Days like those, I only know I make a difference by being part of something bigger. As a psychologist, I am one of about 98,000 nationwide. And believe me, 98,000 people, organized, can make one hell of a difference.

On the other hand, there are times when you can make a difference. A tiny difference, but a just noticeable difference nonetheless. And I find that most days--sometimes even on my day off--I can achieve that.

Yesterday a client called as she was planning a relapse. It was my day off, and I had been sleeping in. But of course I got up and made myself a pot of coffee and called her back. We spoke for ten minutes or so, and when we hung up she sounded more centered. All I had done was remind her of coping skills that she already had but had forgotten in a moment of panic, yet when I hung up I could pump my fist and say to myself, "Made a difference to that one!"

That comes from a parable about a woman walking along a beach who finds a starfish stranded above the tide line and throws it back into the sea. Another walker comments that there are so many animals stranded that way every day for miles up and down the beach, why bother? What difference could it possibly make? The woman replies, "It makes a difference to that one." Which tickled me, because I am the dotty old lady who is forever pulling over to the side of the road and gimping out into traffic to move a turtle to safety. (Made a difference to that one!) Or picking up strays and boarding them at my vet's until I can find their owners.

So when I think, What can I do? I come back to 'I can make a difference for somebody, or some thing, somewhere, somehow, today.' And that's my mission these days: "Make a Difference to That One!"

Saturday, August 2, 2008

Parcoblatta virginica


It never ceases to amaze me how long it takes psychology as a profession to get something into print. For example, it can take up to two years to get an obituary into the American Psychologist! Mail announcements from my state organization are frequently delivered days, if not weeks, after an event. Last year's Annual Report only just arrived from the national organization, in the July/August 2008 edition of the American Psychologist. Wall Street would have a cow if any publicly-held corporation took that long to get its profit statements out.

The Report rarely makes for interesting reading. There's lots of drek in there, like pages and pages of teeny-weeny type reporting who joined last year: Who cares? and pages of committee reports. This year, however, I am happy to be able to say that the issue contains a restatement of our opposition to torture. (Did you really think that we could come out in favor of it?)

We're also for health care reform and we adopted the Guidelines for Psychological Practice with Girls and Women as official policy. We also adopted as policy the Record Keeping Guidelines. Most amusing, we have officially rejected Intelligent Design: As a scientific organization, we should never have had to discuss any other option, but there it is.

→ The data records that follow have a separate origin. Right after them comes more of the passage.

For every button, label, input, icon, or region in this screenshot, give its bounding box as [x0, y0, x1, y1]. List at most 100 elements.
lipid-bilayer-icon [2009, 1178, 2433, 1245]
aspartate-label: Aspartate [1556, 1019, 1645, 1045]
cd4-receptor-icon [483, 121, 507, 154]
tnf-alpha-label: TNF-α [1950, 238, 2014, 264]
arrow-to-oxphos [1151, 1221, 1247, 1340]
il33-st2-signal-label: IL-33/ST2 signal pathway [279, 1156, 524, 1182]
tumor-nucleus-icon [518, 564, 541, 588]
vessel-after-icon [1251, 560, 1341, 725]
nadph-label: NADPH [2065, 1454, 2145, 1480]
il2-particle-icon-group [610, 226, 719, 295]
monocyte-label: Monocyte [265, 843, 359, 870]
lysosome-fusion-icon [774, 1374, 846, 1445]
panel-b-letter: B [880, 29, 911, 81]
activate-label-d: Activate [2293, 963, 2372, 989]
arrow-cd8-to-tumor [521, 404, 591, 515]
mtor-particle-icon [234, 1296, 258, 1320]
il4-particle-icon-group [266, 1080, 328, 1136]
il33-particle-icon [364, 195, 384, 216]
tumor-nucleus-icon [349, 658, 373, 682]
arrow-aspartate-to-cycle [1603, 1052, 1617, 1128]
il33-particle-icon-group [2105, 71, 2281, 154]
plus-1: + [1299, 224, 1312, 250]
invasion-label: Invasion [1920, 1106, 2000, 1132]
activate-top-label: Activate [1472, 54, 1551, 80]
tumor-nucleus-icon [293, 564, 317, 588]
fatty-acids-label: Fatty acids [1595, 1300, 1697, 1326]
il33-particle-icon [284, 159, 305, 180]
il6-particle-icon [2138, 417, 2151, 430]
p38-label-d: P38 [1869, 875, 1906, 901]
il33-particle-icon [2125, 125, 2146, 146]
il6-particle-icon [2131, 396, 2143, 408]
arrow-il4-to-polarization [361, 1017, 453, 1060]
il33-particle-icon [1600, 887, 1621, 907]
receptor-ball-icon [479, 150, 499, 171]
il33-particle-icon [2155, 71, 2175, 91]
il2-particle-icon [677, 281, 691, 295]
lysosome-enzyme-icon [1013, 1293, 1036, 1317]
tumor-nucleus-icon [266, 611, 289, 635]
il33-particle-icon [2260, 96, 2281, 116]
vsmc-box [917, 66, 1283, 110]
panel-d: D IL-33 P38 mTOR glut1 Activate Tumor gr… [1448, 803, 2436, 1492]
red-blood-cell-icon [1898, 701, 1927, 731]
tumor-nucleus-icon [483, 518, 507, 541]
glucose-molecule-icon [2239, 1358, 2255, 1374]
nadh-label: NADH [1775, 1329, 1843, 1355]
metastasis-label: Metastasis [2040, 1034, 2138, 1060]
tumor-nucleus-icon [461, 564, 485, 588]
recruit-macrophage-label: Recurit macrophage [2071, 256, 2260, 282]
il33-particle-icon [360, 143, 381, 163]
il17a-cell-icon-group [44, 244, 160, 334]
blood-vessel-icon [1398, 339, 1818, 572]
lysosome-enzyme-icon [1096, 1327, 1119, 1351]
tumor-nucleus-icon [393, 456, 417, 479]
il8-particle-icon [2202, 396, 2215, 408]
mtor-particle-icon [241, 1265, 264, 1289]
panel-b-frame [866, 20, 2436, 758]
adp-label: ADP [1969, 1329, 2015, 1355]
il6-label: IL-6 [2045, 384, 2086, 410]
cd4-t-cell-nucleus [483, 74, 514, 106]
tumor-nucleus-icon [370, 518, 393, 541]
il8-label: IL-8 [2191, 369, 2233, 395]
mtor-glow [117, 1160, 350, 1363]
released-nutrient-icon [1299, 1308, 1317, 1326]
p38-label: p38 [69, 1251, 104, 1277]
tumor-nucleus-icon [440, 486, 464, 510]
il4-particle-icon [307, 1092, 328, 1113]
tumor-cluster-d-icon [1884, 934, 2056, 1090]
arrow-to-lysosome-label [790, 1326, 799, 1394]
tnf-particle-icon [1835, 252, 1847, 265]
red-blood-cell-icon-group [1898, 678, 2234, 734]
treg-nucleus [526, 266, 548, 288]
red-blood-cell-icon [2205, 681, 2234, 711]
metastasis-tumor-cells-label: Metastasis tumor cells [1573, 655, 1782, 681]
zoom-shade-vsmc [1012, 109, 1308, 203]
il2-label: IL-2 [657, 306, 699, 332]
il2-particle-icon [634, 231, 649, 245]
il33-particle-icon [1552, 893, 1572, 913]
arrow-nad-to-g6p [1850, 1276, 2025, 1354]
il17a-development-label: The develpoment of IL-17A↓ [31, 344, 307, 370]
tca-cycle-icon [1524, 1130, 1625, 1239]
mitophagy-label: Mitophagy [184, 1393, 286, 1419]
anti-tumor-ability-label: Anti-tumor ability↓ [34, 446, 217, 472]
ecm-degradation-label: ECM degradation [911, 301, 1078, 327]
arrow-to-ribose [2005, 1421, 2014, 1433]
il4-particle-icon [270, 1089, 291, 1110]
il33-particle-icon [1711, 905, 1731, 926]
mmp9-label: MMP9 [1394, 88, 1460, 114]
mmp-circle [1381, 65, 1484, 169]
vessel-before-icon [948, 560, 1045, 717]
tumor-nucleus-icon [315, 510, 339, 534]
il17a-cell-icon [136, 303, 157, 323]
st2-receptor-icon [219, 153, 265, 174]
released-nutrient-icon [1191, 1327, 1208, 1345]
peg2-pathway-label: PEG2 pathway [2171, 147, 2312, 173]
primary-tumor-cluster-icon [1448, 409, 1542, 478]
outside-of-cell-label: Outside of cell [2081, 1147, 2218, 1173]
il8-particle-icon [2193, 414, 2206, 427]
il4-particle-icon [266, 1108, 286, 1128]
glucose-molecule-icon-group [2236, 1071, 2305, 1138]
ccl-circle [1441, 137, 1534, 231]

I do always like to read the Report of the Ethics Committee, however, because this always includes the number and kinds of complaints that were filed in the previous year. I confess to a certain amount of morbid fascination with this data. In addition, this year I plan to use it to focus my efforts in my ethics class. For example, among the winning student papers on ethics last year was one entitled "MySpace or Yours? The Ethical Dilemma of Graduate Students' Personal Lives on the Internet," to be published in Ethics & Behavior this year. This strikes me as a perfect topic for an in-class discussion.

Apropos of the above, I Googled myself to see what personal, embarrassing, unprofessional stuff might be 'out there' about me... and discovered the Virginia wood cockroach (Parcoblatta virginica), a portrait of whom I have included above for your enjoyment. This particular one was once a denizen of Fort Sill, Oklahoma. I've never met her.